Emulating his favorite player, Valpo's Alec Peters growing into scoring threat
The jersey, a red No. 3 of the Chicago Bulls’ Doug McDermott, arrived on Oct. 17, 2014. This according to the Twitter feed of the young man who received it, Valparaiso basketball player Alec Peters.
It seems like a perfect fit, judging by the family photo that appears atop the Twitter page of Peters’ mom, Carrie. Also because Alec is, like McDermott, a sweet-shooting forward who stands 6-8 and hails from the Midwest.
Now it’s a matter of assembling a resume similar to that of McDermott, who in his second NBA season has settled into the Bulls’ rotation, after a run at Creighton that saw him amass 3,150 points, fifth-most in Division I history, while making three All-America teams.

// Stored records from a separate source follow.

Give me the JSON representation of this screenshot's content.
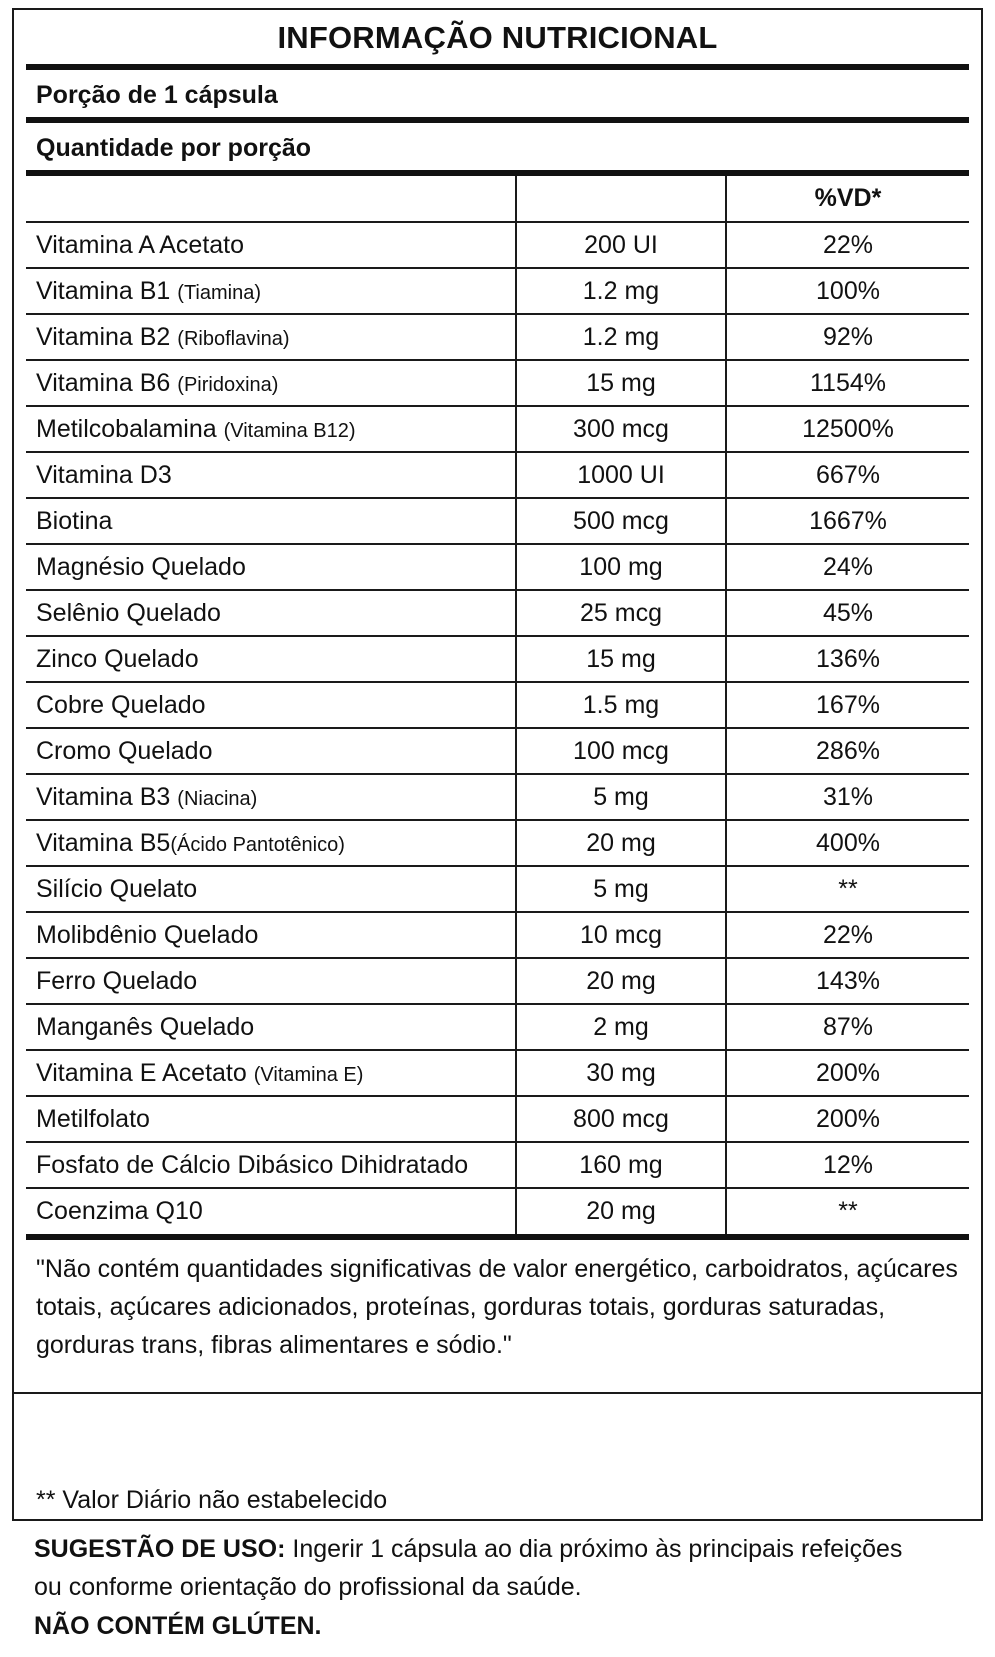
{
  "title": "INFORMAÇÃO NUTRICIONAL",
  "serving": "Porção de 1 cápsula",
  "amount_per_serving": "Quantidade por porção",
  "columns": {
    "nutrient": "",
    "amount": "",
    "dv": "%VD*"
  },
  "rows": [
    {
      "name": "Vitamina A Acetato",
      "sub": "",
      "amount": "200 UI",
      "dv": "22%"
    },
    {
      "name": "Vitamina B1 ",
      "sub": "(Tiamina)",
      "amount": "1.2 mg",
      "dv": "100%"
    },
    {
      "name": "Vitamina B2 ",
      "sub": "(Riboflavina)",
      "amount": "1.2 mg",
      "dv": "92%"
    },
    {
      "name": "Vitamina B6 ",
      "sub": "(Piridoxina)",
      "amount": "15 mg",
      "dv": "1154%"
    },
    {
      "name": "Metilcobalamina ",
      "sub": "(Vitamina B12)",
      "amount": "300 mcg",
      "dv": "12500%"
    },
    {
      "name": "Vitamina D3",
      "sub": "",
      "amount": "1000 UI",
      "dv": "667%"
    },
    {
      "name": "Biotina",
      "sub": "",
      "amount": "500 mcg",
      "dv": "1667%"
    },
    {
      "name": "Magnésio Quelado",
      "sub": "",
      "amount": "100 mg",
      "dv": "24%"
    },
    {
      "name": "Selênio Quelado",
      "sub": "",
      "amount": "25 mcg",
      "dv": "45%"
    },
    {
      "name": "Zinco Quelado",
      "sub": "",
      "amount": "15 mg",
      "dv": "136%"
    },
    {
      "name": "Cobre Quelado",
      "sub": "",
      "amount": "1.5 mg",
      "dv": "167%"
    },
    {
      "name": "Cromo Quelado",
      "sub": "",
      "amount": "100 mcg",
      "dv": "286%"
    },
    {
      "name": "Vitamina B3 ",
      "sub": "(Niacina)",
      "amount": "5 mg",
      "dv": "31%"
    },
    {
      "name": "Vitamina B5",
      "sub": "(Ácido Pantotênico)",
      "amount": "20 mg",
      "dv": "400%"
    },
    {
      "name": "Silício Quelato",
      "sub": "",
      "amount": "5 mg",
      "dv": "**"
    },
    {
      "name": "Molibdênio Quelado",
      "sub": "",
      "amount": "10 mcg",
      "dv": "22%"
    },
    {
      "name": "Ferro Quelado",
      "sub": "",
      "amount": "20 mg",
      "dv": "143%"
    },
    {
      "name": "Manganês Quelado",
      "sub": "",
      "amount": "2 mg",
      "dv": "87%"
    },
    {
      "name": "Vitamina E Acetato ",
      "sub": "(Vitamina E)",
      "amount": "30 mg",
      "dv": "200%"
    },
    {
      "name": "Metilfolato",
      "sub": "",
      "amount": "800 mcg",
      "dv": "200%"
    },
    {
      "name": "Fosfato de Cálcio Dibásico Dihidratado",
      "sub": "",
      "amount": "160 mg",
      "dv": "12%"
    },
    {
      "name": "Coenzima Q10",
      "sub": "",
      "amount": "20 mg",
      "dv": "**"
    }
  ],
  "disclaimer": "\"Não contém quantidades significativas de valor energético, carboidratos, açúcares totais, açúcares adicionados, proteínas, gorduras totais, gorduras saturadas, gorduras trans, fibras alimentares e sódio.\"",
  "footnote": "** Valor Diário não estabelecido",
  "usage": {
    "label": "SUGESTÃO DE USO:",
    "text": " Ingerir 1 cápsula ao dia próximo às principais refeições ou conforme orientação do profissional da saúde."
  },
  "gluten": "NÃO CONTÉM GLÚTEN."
}
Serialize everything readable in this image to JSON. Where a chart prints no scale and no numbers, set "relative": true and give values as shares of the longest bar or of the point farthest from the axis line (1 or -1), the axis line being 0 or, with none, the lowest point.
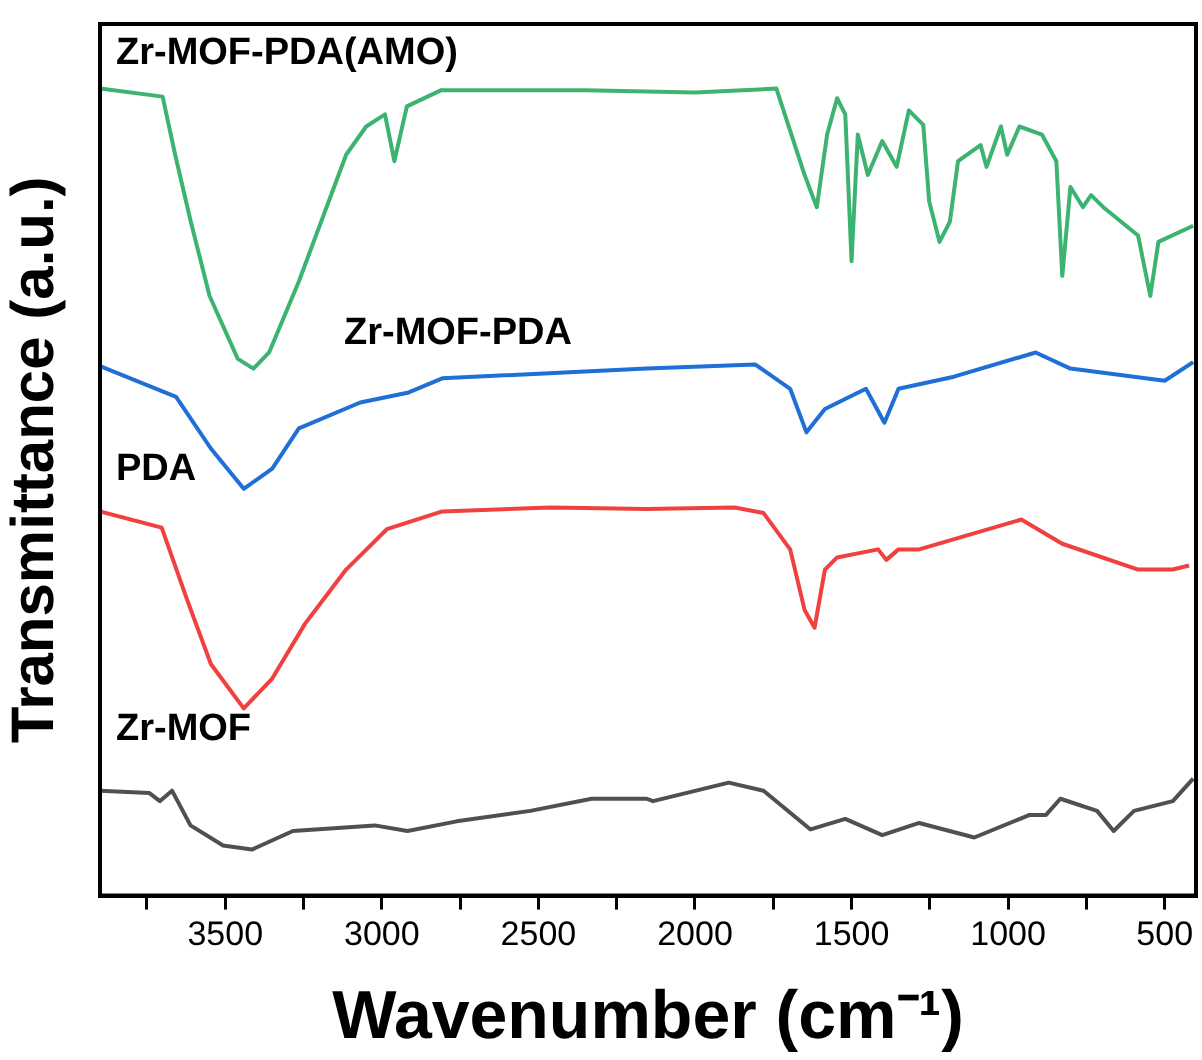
{
  "chart_data": {
    "type": "line",
    "relative": true,
    "xlabel": "Wavenumber (cm⁻¹)",
    "ylabel": "Transmittance (a.u.)",
    "xlim": [
      3900,
      400
    ],
    "xticks": [
      {
        "value": 3750,
        "label": null
      },
      3500,
      {
        "value": 3250,
        "label": null
      },
      3000,
      {
        "value": 2750,
        "label": null
      },
      2500,
      {
        "value": 2250,
        "label": null
      },
      2000,
      {
        "value": 1750,
        "label": null
      },
      1500,
      {
        "value": 1250,
        "label": null
      },
      1000,
      {
        "value": 750,
        "label": null
      },
      500
    ],
    "grid": false,
    "legend": false,
    "marker": "none",
    "line_style": "solid",
    "series": [
      {
        "name": "Zr-MOF-PDA(AMO)",
        "color": "#3cb371",
        "x": [
          3900,
          3700,
          3660,
          3610,
          3550,
          3460,
          3410,
          3360,
          3265,
          3114,
          3050,
          2990,
          2960,
          2920,
          2810,
          2350,
          2000,
          1740,
          1650,
          1611,
          1578,
          1546,
          1520,
          1500,
          1480,
          1448,
          1402,
          1356,
          1317,
          1271,
          1252,
          1219,
          1186,
          1160,
          1088,
          1069,
          1023,
          1003,
          964,
          892,
          846,
          827,
          801,
          761,
          735,
          696,
          585,
          546,
          520,
          409
        ],
        "values": [
          1.0,
          0.99,
          0.918,
          0.835,
          0.743,
          0.665,
          0.653,
          0.673,
          0.761,
          0.918,
          0.953,
          0.968,
          0.91,
          0.978,
          0.998,
          0.998,
          0.995,
          1.0,
          0.893,
          0.853,
          0.943,
          0.988,
          0.968,
          0.786,
          0.943,
          0.893,
          0.935,
          0.903,
          0.973,
          0.955,
          0.86,
          0.81,
          0.835,
          0.91,
          0.93,
          0.903,
          0.953,
          0.918,
          0.953,
          0.943,
          0.91,
          0.768,
          0.878,
          0.853,
          0.868,
          0.853,
          0.818,
          0.743,
          0.81,
          0.83
        ]
      },
      {
        "name": "Zr-MOF-PDA",
        "color": "#1f6fd6",
        "x": [
          3900,
          3657,
          3546,
          3441,
          3350,
          3265,
          3069,
          2918,
          2807,
          2154,
          1807,
          1696,
          1644,
          1585,
          1454,
          1395,
          1350,
          1173,
          912,
          801,
          500,
          409
        ],
        "values": [
          0.656,
          0.618,
          0.554,
          0.504,
          0.529,
          0.579,
          0.611,
          0.623,
          0.641,
          0.653,
          0.658,
          0.628,
          0.574,
          0.603,
          0.628,
          0.586,
          0.628,
          0.643,
          0.673,
          0.653,
          0.638,
          0.661
        ]
      },
      {
        "name": "PDA",
        "color": "#f04040",
        "x": [
          3900,
          3703,
          3624,
          3546,
          3441,
          3350,
          3245,
          3114,
          2984,
          2807,
          2461,
          2154,
          1873,
          1781,
          1696,
          1650,
          1618,
          1585,
          1546,
          1415,
          1389,
          1350,
          1284,
          958,
          827,
          585,
          474,
          422
        ],
        "values": [
          0.476,
          0.456,
          0.369,
          0.287,
          0.232,
          0.269,
          0.337,
          0.404,
          0.454,
          0.476,
          0.481,
          0.479,
          0.481,
          0.474,
          0.429,
          0.354,
          0.332,
          0.404,
          0.419,
          0.429,
          0.416,
          0.429,
          0.429,
          0.466,
          0.436,
          0.404,
          0.404,
          0.409
        ]
      },
      {
        "name": "Zr-MOF",
        "color": "#505050",
        "x": [
          3900,
          3742,
          3709,
          3670,
          3611,
          3507,
          3415,
          3284,
          3023,
          2918,
          2761,
          2526,
          2330,
          2154,
          2134,
          1892,
          1781,
          1631,
          1520,
          1402,
          1284,
          1108,
          931,
          879,
          833,
          716,
          663,
          598,
          474,
          409
        ],
        "values": [
          0.13,
          0.127,
          0.117,
          0.13,
          0.087,
          0.062,
          0.057,
          0.08,
          0.087,
          0.08,
          0.092,
          0.105,
          0.12,
          0.12,
          0.117,
          0.14,
          0.13,
          0.082,
          0.095,
          0.075,
          0.09,
          0.072,
          0.1,
          0.1,
          0.12,
          0.105,
          0.08,
          0.105,
          0.117,
          0.145
        ]
      }
    ]
  }
}
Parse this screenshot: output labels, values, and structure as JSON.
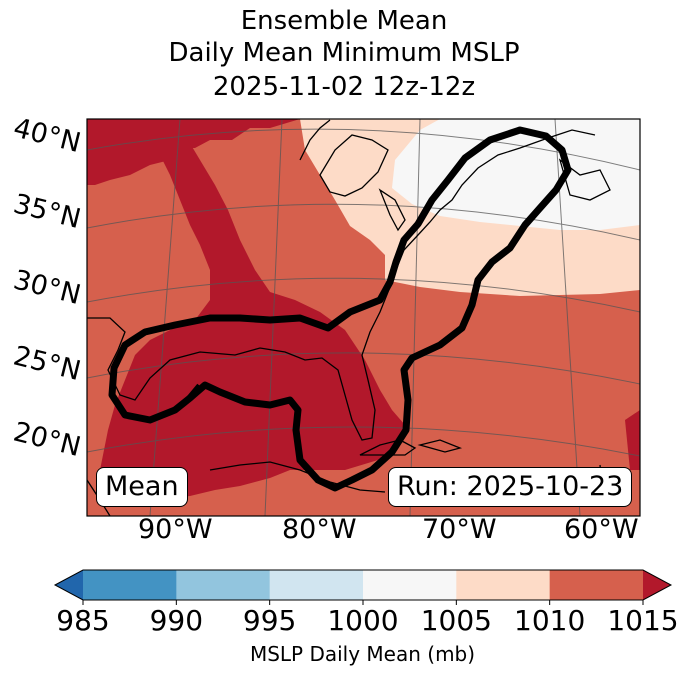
{
  "title": {
    "line1": "Ensemble Mean",
    "line2": "Daily Mean Minimum MSLP",
    "line3": "2025-11-02 12z-12z"
  },
  "lat_labels": [
    "40°N",
    "35°N",
    "30°N",
    "25°N",
    "20°N"
  ],
  "lon_labels": [
    "90°W",
    "80°W",
    "70°W",
    "60°W"
  ],
  "mean_label": "Mean",
  "run_label": "Run: 2025-10-23",
  "colorbar": {
    "ticks": [
      "985",
      "990",
      "995",
      "1000",
      "1005",
      "1010",
      "1015"
    ],
    "label": "MSLP Daily Mean (mb)",
    "colors": {
      "below": "#2166ac",
      "985_990": "#4393c3",
      "990_995": "#92c5de",
      "995_1000": "#d1e5f0",
      "1000_1005": "#f7f7f7",
      "1005_1010": "#fddbc7",
      "1010_1015": "#d6604d",
      "above": "#b2182b"
    }
  }
}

“Even if I have half the career he had, I’d be a happy guy,” said Peters, a junior.
As would his coach, Bryce Drew.
“That,” he said, “would be good for our program, that’s for sure.”
As was the case last season, Peters leads the team in scoring (17.5) and rebounding (7.9), norms that both rank fourth in the Horizon League. He is also eighth in the conference in field-goal percentage (50.2), fifth in 3-point percentage (45.9) and third in free-throw percentage (85.2). And his team is 16-3 and riding a six-game winning streak into Friday’s game at Wright State; the one after that, Sunday at Northern Kentucky, will air on ASN.
“What he does statistically doesn’t even scratch the surface to what his worth is on our team,” Drew said. “He’s one of the hardest-working players I’ve been around. … Very rarely does your best player do that.”
It’s nothing new for Peters, though. Growing up in Washington, Ill., Alec’s dad, Jeff, paired him with people who could grow his game. Alec remembers in particular spending a summer in middle school working with a man named Eldon Zobrist, whose son Aaron had thrived at Bradley in the early ‘90s.
Peters also pored over old videos of guys like Larry Bird and Dirk Nowitzki, learning their tricks, and drew inspiration when – again, as a middle-schooler – he saw Chandler Parsons play in a tournament at his high school.
“I fell in love with him, just how he played,” Peters said of Parsons, now with the Dallas Mavericks. “I saw him play in high school. He’s a special player.”
Peters was fast becoming one by the time he reached high school.
“I was always a guy that was able to shoot 3s,” he said. “I wasn’t the quickest. I wasn’t the fastest. I was still growing into my body. I wasn’t as athletic as I knew I was going to be, but I always had that 3-point shot. I always had that jump shot with me.”
And he was always aware of McDermott, who was born in North Dakota and grew up in Iowa before landing at Creighton.
“Favorite player to model my game after!” Peters writes on his Twitter page.
Drew, who starred at Valpo (his buzzer-beater against Ole Miss in the 1998 NCAA Tournament is a YouTube staple) and spent five years in the NBA before following his dad Homer and older brother Scott as the school’s head coach, can easily see the comparison.
“They’re both natural scorers,” he said. “I think they both score in a variety of ways.”
Still, Peters wants more.
“I’m hoping to do the same things with my team that (McDermott) did with his,” he said. “I want to go to the NCAA Tournament. I want to win games. I want to do well on the national stage.”
He made the Horizon’s All-Freshman team in ’13-14, as his scoring average (12.7) was the highest by a Crusader freshman since 1998-99 and his rebounding norm (4.8) the best by a first-year performer at the school since ‘99-00.
Last year he became the first sophomore in school history to surpass the 1,000-point mark, for a team that went 28-6 and reached NCAAs. In their only tournament game the Crusaders pushed Maryland, the Midwest Region’s fourth seed, before losing 65-62, as the Terrapins dutifully denied Peters the ball, and a chance at a tying 3-pointer, in the closing seconds.
“It’s just one of those things that haunt you,” Peters said. “You want to be the guy that gets put in the position to either make it or break it. You want to be that guy, put in a position to win for your team.”
A guy like McDermott, in other words. Big jersey to fill.